When it's a joke, a mess or a logo from 1996, you make the brand look bad.
London, England (PRWEB UK) 28 July 2012
Email signatures tool maker, Exclaimer, have launched a list of six signature mistakes – with some tips on how to avoid them.
They say the list is to help stop an unprofessional or inappropriate mail from hurting a brand – and its sales.
Brad Shepard, product manager began, "it's not as simple as you think. But it's not as hard as the less tech-savvy might fear.
"The key is this: see it as part of a whole. To contacts, it's not 'your' signature, it's your company's. When it's a joke, a mess or has an old logo from 1996, you make the brand look bad.
Here are our six tips to help make your brand look tip top on mail:
1. No Funny Business
Don't put a goofy pun in your Outlook signatures, like '(I wish) this was sent from outside the office'. If it's on personal mail, fine. But if it's corporate mail, you never know who will see it.
You might mail it to someone you have a great rapport with – but what if he happens to send it to his boss? And what if he then sends it to yours? Once mail leaves your desk you lose all control over it.
Just think for a few seconds before pressing send.
2. Be Honest
Don't put an inflated title on your signature – with LinkedIn and Google it's too easy to go and look it up these days. I like job titles like 'Wifi Pixie' and 'Supreme Being' – but your boss or key client might not.
Or if it's just overblown, say it goes from 'clerk' to 'senior clerk' or 'chief clerk'. When someone spots it or says it in front of your manager – you won't feel so senior.
We suggest you make your job title link to your LinkedIn profile. Or use a small LinkedIn image and link that straight to your page.
It's too easy to check up on facts these days. Don't fight it – use it.
3. Spell Well
It's so, so easy to stop this. If you're not sure of a word, copy it and paste it into Google with 'dictionary' after it. Look, you're a better speller already.
We think the way to go with this is to get control of everyone's signature. You will get disagreements and that can be just as bad. One 'line controller' might work next to a 'line-controller' – which is it?
Flipping back and forth is not good. Set the standard and make all mail match it.
4. Line Up
So, say there's a signature that all staff use. But your name is 'Hamilton Carter-Garretson'. What do you do? Build it with long names in mind.
It's their name – you can't make them change it.
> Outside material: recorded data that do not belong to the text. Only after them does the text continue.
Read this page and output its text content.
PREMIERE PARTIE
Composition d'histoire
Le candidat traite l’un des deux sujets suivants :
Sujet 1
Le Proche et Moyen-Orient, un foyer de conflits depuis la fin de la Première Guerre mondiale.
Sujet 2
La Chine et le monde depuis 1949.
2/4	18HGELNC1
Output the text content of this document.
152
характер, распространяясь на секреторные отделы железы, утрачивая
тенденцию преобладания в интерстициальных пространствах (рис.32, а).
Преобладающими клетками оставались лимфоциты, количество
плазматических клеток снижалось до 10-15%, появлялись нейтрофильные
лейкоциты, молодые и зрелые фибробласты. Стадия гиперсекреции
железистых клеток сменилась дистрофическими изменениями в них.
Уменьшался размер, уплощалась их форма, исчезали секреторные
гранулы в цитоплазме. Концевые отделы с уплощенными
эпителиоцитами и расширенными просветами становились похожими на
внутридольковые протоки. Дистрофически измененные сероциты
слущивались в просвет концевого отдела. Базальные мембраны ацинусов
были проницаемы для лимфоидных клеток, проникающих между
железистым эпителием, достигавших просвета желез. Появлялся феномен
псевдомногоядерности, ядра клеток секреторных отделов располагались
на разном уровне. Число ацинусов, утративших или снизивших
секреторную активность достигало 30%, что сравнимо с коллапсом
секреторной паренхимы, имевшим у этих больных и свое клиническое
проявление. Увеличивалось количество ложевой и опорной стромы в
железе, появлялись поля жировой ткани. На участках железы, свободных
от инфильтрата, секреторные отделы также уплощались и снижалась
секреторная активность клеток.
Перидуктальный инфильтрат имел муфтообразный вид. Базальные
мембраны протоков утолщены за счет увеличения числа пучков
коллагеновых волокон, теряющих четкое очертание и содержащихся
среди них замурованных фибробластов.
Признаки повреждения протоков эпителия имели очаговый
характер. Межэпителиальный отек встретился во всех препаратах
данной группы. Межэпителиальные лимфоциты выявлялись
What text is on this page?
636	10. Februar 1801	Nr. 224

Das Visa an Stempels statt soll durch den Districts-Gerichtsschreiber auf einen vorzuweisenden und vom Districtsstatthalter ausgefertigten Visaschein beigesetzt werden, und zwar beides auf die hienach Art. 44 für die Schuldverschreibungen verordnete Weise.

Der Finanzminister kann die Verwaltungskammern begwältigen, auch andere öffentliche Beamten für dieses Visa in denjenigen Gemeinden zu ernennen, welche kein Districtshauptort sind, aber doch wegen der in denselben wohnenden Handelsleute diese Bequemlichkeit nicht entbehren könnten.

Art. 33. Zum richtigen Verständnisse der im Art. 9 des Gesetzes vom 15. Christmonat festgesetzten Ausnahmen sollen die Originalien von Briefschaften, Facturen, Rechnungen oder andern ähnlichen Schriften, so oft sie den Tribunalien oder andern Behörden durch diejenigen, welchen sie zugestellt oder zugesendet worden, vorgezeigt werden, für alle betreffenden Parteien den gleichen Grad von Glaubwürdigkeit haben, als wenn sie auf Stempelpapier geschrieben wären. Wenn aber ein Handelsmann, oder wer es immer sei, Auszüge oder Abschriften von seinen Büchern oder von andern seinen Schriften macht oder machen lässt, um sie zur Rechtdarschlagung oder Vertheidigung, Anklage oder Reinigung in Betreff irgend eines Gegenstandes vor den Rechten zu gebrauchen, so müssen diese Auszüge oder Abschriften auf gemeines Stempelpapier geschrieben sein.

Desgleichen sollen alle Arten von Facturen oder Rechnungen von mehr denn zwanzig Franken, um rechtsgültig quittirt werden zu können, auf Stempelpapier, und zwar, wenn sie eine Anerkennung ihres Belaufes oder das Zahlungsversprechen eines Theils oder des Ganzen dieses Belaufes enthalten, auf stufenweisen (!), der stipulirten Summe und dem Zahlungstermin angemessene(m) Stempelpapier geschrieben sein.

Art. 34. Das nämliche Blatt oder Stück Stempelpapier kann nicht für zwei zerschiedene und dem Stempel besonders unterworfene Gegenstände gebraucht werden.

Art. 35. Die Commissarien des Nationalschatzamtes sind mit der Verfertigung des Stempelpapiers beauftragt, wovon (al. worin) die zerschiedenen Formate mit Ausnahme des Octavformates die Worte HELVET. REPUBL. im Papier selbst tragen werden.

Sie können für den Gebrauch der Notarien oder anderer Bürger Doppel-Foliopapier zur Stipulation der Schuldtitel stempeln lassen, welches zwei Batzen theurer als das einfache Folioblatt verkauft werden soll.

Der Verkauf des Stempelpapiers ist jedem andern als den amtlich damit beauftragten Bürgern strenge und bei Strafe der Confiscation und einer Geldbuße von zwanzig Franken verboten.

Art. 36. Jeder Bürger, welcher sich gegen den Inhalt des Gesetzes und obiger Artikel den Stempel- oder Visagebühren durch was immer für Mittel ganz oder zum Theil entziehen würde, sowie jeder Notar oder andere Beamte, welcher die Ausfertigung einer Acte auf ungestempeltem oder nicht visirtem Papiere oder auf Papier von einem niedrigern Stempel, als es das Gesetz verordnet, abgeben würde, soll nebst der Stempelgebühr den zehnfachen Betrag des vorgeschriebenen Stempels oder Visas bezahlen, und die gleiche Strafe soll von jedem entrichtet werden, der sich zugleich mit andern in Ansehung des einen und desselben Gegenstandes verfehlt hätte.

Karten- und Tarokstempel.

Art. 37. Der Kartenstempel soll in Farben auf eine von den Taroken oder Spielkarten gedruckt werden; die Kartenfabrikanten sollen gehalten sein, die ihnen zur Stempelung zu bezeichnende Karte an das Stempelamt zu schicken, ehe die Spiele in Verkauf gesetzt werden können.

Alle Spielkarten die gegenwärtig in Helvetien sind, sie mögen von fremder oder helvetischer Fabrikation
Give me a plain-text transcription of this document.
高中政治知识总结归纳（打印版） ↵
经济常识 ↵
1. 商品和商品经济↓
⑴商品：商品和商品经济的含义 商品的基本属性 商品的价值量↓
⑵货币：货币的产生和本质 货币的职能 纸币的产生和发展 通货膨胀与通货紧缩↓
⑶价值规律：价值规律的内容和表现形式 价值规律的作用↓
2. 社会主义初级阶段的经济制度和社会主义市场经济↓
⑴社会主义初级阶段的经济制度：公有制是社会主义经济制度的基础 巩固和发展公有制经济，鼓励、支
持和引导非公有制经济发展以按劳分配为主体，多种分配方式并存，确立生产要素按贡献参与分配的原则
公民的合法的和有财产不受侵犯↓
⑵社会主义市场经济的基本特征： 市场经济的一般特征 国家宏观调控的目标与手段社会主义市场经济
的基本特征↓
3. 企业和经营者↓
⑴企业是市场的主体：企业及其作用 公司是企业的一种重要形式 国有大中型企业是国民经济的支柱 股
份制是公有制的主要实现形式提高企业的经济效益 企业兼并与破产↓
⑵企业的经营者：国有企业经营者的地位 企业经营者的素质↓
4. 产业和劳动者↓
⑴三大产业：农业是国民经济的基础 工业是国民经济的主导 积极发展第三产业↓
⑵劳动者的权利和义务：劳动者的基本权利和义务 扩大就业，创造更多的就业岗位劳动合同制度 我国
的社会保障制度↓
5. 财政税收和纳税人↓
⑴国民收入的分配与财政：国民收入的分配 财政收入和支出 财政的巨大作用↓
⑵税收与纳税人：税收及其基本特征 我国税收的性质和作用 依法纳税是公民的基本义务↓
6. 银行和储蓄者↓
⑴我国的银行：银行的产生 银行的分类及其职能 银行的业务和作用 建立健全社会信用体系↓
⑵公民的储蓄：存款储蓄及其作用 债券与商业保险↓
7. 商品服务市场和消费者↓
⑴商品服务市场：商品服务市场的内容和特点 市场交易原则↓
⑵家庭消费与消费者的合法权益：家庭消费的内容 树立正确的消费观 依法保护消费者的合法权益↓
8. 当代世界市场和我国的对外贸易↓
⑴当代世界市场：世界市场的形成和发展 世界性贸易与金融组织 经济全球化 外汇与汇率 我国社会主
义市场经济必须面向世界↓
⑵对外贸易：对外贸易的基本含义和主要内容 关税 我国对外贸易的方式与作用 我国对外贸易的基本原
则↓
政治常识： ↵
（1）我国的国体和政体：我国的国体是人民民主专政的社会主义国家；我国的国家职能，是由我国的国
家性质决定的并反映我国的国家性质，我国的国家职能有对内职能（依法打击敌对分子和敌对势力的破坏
Make sure your official signature has some room for the name (and job title) to stretch. It doesn't just make you look bad, you look a little insensitive.
The whole world is not named 'Ed Linn' – though it is a lovely name. Some of us have long family names, some of us have married and hyphenated our names.
Don't look out of touch. Use a tool to edit the style and try to get out a little more – learn people's names.
5. Link Right
So you've got a 'Karen.Green@greenorg.net' in your signature, it's blue and underlined. Clicking it must open an email with that address in the 'To:' slot, right?
Wrong. If you've just copied a friend's signature and changed the address you can see, you've made a big mistake.
Like a link to a web page, it has a URL. Instead of google.com it has 'mailto:Ed.Linn@greenorg.net'. If you don't open the HTML and change that, clicking your address will start a new message to his address – not yours.
Use a tool to work out snags like this and give each member of staff their own pre-made version – not something to copy and paste.
6. Get With The Times
No one will urgently need your fax number. If you're still in dire need of it – and you might be at some point – you can bet there will be time to send someone a quick message to tell them what it is.
Use the details that you really need – and no more. The trouble is that's different for all staff.
Tech support might want their out-of-hours numbers on there but accounts might want the fax line after all.
It looks bad if you've got ninety different logos in use. You'll look very small-time indeed. But you want it to match the various needs of each team.
Software and tools for Exchange signatures, Office 365 signatures and features like them are – we think – the way to go. 'Wifi Pixie' is not."